Microbial diversity is an important field in biology that scientists in the past, present, and future, have studied, need to study, and will continue to study. Microbial diversity can be defined as the range of different kinds of unicellular organisms, bacteria, archaea, protists, and fungi. Various microbes thrive throughout the biosphere, defining the limits of life and creating conditions conducive to the survival and evolution of other living beings (Levin, 2013.) Although this definition sounds very scientific let us break it down into parts to see what microbial diversity really is. Microbes are microorganisms or tiny little living things that the eye cannot see but have very specific functions and structures. They are everywhere and they make up over 60%of the earth’s living matter. In nature the number of unicellular organisms starts in the thousands, according to a report that was released in 2012 from the University of Potsdam in German, it was stated that the ocean is home to an estimated 2.9×10^29 unicellular organisms (about 20,000 species) (Walsh, 2019) and that is only in the ocean imagine how much more are out there and the ones that haven't even been discovered yet. Since they make up a lot of the earth’s living matter and have specific functions and structures they are of the utmost importance.
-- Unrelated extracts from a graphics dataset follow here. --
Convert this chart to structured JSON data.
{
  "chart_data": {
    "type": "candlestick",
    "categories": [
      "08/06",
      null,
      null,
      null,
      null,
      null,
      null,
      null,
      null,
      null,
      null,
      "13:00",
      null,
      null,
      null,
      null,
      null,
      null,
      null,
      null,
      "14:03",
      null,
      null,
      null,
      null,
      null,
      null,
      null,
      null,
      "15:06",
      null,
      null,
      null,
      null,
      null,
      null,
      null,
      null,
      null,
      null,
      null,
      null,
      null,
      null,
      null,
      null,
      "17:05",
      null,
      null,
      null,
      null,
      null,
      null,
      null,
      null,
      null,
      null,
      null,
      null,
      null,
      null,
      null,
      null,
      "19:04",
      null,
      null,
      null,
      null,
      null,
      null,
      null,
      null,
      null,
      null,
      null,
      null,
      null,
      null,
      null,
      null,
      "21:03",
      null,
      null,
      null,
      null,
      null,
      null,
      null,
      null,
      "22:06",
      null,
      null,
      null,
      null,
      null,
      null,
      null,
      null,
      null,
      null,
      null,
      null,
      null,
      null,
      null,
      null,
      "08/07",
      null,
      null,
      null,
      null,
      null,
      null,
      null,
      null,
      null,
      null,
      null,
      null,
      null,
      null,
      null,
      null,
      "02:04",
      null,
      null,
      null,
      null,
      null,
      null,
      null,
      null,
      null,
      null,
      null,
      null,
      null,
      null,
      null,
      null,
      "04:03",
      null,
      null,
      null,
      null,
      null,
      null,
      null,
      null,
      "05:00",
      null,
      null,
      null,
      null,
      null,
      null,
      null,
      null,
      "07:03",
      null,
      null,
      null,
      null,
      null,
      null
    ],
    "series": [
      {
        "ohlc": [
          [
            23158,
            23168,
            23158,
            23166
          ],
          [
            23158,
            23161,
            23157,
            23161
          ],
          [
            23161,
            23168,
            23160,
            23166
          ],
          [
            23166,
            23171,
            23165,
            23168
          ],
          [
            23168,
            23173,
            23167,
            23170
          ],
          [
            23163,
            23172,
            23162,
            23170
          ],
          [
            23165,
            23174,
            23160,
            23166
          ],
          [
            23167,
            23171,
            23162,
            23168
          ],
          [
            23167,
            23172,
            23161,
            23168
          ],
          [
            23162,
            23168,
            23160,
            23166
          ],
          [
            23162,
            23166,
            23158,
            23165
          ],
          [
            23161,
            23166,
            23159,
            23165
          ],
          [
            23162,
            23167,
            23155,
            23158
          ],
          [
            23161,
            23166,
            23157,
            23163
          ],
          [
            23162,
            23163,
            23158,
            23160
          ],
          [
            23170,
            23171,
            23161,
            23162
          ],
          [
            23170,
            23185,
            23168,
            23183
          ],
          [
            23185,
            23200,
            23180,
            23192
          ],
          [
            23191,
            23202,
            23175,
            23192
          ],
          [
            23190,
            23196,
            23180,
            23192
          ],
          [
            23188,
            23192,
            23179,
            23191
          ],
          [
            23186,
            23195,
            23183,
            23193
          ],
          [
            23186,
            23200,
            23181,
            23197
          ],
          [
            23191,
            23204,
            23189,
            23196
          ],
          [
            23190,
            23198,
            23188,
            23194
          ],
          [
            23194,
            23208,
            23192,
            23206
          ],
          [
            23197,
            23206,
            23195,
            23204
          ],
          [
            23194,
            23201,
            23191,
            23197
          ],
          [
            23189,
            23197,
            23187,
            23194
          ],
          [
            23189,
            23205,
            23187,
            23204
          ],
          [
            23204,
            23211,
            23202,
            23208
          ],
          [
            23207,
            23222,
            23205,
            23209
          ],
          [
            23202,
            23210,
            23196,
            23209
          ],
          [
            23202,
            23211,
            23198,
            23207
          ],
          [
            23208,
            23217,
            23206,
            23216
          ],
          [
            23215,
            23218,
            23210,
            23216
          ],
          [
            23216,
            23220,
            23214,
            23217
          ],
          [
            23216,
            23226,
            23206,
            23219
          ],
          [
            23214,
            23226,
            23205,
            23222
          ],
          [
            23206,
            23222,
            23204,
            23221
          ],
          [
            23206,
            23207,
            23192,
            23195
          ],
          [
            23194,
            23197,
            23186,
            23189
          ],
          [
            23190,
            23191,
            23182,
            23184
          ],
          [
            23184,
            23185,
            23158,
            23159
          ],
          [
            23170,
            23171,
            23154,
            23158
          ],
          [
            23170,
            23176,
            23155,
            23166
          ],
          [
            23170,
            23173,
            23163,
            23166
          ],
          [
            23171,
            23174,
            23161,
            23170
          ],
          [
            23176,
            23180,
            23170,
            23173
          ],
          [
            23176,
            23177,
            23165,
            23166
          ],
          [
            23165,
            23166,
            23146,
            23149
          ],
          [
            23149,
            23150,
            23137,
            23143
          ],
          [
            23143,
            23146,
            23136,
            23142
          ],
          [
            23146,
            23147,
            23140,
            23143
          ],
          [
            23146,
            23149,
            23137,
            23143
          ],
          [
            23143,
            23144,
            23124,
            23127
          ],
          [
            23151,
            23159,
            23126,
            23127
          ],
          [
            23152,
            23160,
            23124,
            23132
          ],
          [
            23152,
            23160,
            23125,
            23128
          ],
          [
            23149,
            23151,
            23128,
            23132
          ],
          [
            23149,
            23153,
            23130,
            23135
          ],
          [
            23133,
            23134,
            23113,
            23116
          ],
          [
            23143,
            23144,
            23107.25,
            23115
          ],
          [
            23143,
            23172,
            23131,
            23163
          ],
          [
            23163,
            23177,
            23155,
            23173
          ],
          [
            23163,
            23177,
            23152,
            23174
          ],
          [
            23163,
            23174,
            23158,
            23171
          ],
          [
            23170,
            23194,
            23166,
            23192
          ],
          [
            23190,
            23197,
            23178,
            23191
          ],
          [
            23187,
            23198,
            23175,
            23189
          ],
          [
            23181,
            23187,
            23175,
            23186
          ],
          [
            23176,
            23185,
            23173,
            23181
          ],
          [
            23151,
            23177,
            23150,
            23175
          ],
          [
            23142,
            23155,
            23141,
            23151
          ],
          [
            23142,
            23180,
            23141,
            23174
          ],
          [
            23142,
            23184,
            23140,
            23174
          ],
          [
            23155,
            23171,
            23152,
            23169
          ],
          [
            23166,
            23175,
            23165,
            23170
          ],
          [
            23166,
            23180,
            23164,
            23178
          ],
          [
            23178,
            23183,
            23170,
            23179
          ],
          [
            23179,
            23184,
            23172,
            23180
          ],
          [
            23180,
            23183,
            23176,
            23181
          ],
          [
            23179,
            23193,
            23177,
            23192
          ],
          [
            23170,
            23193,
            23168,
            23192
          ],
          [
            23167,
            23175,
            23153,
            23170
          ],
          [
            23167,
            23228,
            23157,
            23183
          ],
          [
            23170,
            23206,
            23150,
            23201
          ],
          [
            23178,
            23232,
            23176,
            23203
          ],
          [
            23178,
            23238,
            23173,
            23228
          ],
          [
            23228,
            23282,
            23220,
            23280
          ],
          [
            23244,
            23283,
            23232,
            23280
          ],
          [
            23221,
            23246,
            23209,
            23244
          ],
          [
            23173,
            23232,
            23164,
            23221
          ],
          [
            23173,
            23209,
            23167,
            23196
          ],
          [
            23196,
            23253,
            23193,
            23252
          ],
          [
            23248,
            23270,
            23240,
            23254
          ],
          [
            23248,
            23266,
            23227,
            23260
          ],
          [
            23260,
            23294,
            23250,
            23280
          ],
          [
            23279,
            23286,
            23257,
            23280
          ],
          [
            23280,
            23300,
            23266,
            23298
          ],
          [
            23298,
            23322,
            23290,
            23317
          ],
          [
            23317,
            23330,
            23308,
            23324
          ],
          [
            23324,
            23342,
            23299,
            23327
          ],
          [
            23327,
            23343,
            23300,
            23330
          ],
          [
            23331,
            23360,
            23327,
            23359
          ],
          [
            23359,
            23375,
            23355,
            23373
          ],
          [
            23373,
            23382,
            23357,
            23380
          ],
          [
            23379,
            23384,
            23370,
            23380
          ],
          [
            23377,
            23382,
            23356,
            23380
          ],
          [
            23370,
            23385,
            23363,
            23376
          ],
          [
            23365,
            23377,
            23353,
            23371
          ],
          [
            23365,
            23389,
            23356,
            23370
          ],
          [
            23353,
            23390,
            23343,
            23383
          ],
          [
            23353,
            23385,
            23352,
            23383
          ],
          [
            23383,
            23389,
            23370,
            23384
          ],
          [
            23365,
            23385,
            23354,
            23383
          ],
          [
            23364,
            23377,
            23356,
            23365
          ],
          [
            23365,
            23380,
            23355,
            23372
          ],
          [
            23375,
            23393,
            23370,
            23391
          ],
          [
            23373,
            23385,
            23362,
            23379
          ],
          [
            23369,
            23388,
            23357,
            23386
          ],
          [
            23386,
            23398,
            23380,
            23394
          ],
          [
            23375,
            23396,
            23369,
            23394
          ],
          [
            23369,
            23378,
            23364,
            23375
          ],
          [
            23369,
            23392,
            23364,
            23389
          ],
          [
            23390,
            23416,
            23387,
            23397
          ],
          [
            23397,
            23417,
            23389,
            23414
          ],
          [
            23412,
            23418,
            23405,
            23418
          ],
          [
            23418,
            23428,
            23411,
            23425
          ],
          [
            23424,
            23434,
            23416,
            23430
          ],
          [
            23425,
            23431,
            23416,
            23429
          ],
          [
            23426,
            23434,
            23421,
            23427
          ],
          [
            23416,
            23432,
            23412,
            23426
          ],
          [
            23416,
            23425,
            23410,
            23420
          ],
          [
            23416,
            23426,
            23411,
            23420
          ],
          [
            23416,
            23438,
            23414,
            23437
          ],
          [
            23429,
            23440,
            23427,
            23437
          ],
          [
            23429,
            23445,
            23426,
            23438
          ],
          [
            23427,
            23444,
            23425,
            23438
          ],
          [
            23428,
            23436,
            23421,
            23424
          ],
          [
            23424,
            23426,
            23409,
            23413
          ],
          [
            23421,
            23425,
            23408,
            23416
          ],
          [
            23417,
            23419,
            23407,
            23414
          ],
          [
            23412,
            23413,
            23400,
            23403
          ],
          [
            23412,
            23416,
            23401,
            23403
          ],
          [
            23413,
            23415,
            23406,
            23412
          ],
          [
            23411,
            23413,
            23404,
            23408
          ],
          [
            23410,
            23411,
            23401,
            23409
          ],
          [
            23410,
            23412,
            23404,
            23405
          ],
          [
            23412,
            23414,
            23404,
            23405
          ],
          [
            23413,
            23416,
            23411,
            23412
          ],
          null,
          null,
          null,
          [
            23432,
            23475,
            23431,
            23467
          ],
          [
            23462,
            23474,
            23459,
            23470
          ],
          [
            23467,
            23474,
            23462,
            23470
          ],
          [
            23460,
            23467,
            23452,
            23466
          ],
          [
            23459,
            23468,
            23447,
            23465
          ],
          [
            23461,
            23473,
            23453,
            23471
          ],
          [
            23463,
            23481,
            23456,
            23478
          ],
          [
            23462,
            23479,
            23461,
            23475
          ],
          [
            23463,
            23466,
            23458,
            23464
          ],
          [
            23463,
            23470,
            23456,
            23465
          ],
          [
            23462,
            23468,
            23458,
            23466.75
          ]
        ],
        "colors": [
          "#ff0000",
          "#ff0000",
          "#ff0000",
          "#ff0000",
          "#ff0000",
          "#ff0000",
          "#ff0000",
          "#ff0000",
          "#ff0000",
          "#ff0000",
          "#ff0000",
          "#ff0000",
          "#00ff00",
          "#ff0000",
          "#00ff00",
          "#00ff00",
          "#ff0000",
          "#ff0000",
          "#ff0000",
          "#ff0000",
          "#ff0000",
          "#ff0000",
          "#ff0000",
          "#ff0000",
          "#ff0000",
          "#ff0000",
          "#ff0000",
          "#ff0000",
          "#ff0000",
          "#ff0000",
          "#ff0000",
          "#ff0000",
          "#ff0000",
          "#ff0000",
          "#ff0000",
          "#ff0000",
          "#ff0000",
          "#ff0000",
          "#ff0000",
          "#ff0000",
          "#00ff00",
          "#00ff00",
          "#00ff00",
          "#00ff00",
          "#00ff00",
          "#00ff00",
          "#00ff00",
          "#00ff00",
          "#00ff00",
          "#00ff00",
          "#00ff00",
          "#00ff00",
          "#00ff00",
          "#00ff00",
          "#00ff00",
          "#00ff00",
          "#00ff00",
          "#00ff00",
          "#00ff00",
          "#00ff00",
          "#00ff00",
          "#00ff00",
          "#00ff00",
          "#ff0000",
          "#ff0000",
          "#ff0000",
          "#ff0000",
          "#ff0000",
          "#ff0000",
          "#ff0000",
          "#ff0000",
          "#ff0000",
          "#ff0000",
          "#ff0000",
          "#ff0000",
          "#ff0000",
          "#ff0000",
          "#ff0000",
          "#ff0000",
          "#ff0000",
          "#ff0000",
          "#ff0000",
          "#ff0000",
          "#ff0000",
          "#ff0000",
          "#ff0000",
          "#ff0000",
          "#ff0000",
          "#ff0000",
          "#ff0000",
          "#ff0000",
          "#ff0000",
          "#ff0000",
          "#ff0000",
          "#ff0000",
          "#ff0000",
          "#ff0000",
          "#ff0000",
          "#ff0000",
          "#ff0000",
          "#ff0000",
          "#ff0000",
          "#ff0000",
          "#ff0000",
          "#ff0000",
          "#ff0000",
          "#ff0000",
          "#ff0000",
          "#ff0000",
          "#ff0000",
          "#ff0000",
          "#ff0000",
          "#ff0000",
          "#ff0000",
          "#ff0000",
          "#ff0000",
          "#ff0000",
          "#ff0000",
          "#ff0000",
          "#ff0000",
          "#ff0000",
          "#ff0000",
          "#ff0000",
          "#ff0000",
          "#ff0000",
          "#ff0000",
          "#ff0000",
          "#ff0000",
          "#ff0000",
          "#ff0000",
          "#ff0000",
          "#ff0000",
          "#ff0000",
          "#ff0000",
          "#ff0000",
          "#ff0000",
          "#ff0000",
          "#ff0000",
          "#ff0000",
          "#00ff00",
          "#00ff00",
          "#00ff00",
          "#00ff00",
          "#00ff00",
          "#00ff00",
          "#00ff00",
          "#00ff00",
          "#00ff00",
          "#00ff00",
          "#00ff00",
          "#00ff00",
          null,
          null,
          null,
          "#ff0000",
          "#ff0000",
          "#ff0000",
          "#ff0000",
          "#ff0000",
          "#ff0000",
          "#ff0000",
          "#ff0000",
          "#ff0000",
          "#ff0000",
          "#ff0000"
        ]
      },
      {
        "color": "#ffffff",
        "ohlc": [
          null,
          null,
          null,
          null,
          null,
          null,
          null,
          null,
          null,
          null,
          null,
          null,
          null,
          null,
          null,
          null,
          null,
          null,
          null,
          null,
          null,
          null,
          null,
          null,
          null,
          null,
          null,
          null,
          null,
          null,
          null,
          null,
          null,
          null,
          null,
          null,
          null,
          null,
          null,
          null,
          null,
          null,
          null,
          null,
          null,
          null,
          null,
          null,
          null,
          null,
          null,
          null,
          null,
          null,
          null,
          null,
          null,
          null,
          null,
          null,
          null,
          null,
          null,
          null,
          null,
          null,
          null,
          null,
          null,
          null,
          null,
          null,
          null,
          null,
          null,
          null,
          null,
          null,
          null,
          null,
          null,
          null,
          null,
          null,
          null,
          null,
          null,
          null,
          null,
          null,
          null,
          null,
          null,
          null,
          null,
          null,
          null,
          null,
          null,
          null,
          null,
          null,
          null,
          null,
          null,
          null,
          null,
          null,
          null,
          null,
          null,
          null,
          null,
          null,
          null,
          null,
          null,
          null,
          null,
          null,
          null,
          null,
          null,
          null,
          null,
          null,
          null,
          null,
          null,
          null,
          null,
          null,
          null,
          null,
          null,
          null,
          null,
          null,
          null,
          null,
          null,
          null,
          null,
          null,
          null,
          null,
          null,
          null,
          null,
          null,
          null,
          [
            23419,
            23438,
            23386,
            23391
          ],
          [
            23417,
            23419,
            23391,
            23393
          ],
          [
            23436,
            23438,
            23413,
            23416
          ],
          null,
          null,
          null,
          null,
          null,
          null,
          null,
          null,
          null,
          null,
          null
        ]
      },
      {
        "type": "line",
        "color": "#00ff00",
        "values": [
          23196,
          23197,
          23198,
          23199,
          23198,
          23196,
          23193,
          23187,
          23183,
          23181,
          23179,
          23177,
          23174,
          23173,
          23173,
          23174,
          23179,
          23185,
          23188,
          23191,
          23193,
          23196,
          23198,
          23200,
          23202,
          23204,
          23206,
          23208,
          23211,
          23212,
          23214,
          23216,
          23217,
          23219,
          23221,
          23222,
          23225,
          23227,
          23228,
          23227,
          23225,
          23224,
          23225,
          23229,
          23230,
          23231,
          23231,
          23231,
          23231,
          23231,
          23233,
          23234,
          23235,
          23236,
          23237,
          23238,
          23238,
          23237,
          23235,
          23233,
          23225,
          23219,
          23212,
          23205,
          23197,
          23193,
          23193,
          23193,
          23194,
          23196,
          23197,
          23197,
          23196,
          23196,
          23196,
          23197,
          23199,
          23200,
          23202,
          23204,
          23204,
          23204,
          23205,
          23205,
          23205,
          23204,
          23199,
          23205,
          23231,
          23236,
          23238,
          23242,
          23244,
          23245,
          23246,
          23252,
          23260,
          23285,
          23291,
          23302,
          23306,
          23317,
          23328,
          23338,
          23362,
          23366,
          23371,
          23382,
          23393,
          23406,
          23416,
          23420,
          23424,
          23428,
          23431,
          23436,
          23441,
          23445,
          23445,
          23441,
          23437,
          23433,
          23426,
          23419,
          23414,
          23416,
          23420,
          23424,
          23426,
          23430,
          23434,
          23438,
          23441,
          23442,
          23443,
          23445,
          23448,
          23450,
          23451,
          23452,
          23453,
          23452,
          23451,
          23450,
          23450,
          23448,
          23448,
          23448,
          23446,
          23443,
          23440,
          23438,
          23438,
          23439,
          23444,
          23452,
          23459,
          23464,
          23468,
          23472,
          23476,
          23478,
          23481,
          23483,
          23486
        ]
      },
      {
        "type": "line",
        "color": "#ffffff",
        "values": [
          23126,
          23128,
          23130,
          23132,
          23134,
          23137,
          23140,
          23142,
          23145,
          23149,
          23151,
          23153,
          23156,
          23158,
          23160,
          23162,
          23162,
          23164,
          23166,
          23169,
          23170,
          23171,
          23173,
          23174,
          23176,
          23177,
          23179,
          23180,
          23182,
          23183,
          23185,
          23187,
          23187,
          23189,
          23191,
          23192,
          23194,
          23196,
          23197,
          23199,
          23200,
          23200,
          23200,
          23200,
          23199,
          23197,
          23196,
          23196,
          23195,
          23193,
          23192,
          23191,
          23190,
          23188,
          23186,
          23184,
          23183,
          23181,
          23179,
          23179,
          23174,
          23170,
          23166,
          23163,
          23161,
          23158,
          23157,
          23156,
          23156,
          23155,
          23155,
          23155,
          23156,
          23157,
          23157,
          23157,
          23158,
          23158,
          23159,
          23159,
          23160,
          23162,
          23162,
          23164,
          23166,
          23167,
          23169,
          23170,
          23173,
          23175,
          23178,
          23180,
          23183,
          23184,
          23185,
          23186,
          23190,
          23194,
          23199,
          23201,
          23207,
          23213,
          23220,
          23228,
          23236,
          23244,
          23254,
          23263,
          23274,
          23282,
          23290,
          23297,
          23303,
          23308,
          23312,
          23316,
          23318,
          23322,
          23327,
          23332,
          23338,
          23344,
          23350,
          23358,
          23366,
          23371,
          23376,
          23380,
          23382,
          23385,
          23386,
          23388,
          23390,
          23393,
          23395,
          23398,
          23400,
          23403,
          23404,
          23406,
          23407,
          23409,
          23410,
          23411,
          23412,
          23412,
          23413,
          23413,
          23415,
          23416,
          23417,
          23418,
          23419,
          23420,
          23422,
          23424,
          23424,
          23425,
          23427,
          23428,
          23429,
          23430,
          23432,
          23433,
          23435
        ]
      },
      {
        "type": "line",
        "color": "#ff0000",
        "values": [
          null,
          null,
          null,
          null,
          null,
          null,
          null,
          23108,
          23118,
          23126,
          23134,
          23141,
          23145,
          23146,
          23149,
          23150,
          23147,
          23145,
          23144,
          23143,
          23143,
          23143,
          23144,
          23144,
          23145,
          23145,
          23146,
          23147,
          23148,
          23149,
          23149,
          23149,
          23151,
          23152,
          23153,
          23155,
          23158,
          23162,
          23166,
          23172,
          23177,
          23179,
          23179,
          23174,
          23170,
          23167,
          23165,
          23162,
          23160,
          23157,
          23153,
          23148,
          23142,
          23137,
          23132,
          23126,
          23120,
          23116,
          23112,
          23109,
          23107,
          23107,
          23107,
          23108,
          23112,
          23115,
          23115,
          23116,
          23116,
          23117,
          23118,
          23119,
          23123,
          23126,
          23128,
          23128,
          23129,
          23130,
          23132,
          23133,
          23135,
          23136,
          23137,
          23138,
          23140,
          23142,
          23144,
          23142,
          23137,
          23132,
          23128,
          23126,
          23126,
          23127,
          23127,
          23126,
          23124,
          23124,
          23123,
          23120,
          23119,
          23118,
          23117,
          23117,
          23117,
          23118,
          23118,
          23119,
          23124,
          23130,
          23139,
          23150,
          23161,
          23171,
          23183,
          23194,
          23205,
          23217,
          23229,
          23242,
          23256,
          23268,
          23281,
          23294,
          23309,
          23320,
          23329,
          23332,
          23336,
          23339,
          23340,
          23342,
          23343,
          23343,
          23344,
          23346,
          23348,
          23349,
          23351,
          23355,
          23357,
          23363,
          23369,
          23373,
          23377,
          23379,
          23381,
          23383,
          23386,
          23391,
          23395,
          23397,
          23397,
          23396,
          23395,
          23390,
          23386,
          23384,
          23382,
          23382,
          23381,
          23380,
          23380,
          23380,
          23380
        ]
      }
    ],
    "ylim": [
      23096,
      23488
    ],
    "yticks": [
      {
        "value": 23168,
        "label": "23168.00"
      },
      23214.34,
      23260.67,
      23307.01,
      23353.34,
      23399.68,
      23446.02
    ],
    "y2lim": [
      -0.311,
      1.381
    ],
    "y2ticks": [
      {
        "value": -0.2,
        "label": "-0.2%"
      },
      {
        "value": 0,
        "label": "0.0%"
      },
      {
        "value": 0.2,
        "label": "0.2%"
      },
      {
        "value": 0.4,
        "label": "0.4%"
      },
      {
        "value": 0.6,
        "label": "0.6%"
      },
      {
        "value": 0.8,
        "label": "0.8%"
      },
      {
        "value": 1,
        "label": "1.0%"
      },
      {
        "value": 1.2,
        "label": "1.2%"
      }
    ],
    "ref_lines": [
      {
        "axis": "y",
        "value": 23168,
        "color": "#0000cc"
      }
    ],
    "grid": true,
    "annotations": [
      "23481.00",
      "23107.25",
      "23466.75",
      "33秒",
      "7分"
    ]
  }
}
Microbial diversity is the key to human survival moving forward and economic security as it provides a vast variety and reservoir of resources, which can be utilized by humans for their benefits. For millennia, diverse microbes have yielded important biological products such as antibiotics, drugs, enzymes, herbicides, and growth promoters useful to humans (Fatima, Chaudhary, Ali, Rastogi, & Pathak, 2010). All these wonderful things are needed to solve problems to promote health and create new ways to heal. Understanding microbial diversity can help mediate emerging challenges like diseases, new pathogens, and even new viruses. In addition, microbes are everywhere you cannot escape them they live everywhere and mostly on everything, so they must be important. They have been on this earth long before us and most likely they will be here long after us. They live in the deepest parts of the ocean and in the most non-habitable parts of this world. Parts in which humans have not even ventured in or know of there are microbes. Understanding how the diversity of microbes is fundamental to the maintenance and conservation of global genetic resources.
As extreme environments are explored, the richness of microbial diversity is increasingly evident. Measures must be taken to estimate, record, and conserve microbial diversity, not only to sustain human health but also to enrich the human condition globally through wise use and conservation of genetic resources of the microbial world (Colwell 1997.) All in all, the study of microbial diversity is extremely important, and every day new areas of medicine, biology, and other science-related fields are explored, studying the basics and the simplest organisms can lead to a prosperous and complex finding. Especially within myself I have taken multiple classes that study microorganisms from plant biology to zoology microbial diversity is everywhere and important for most living things where they cause infection or promote metabolism, they are important and need to be understood and studied.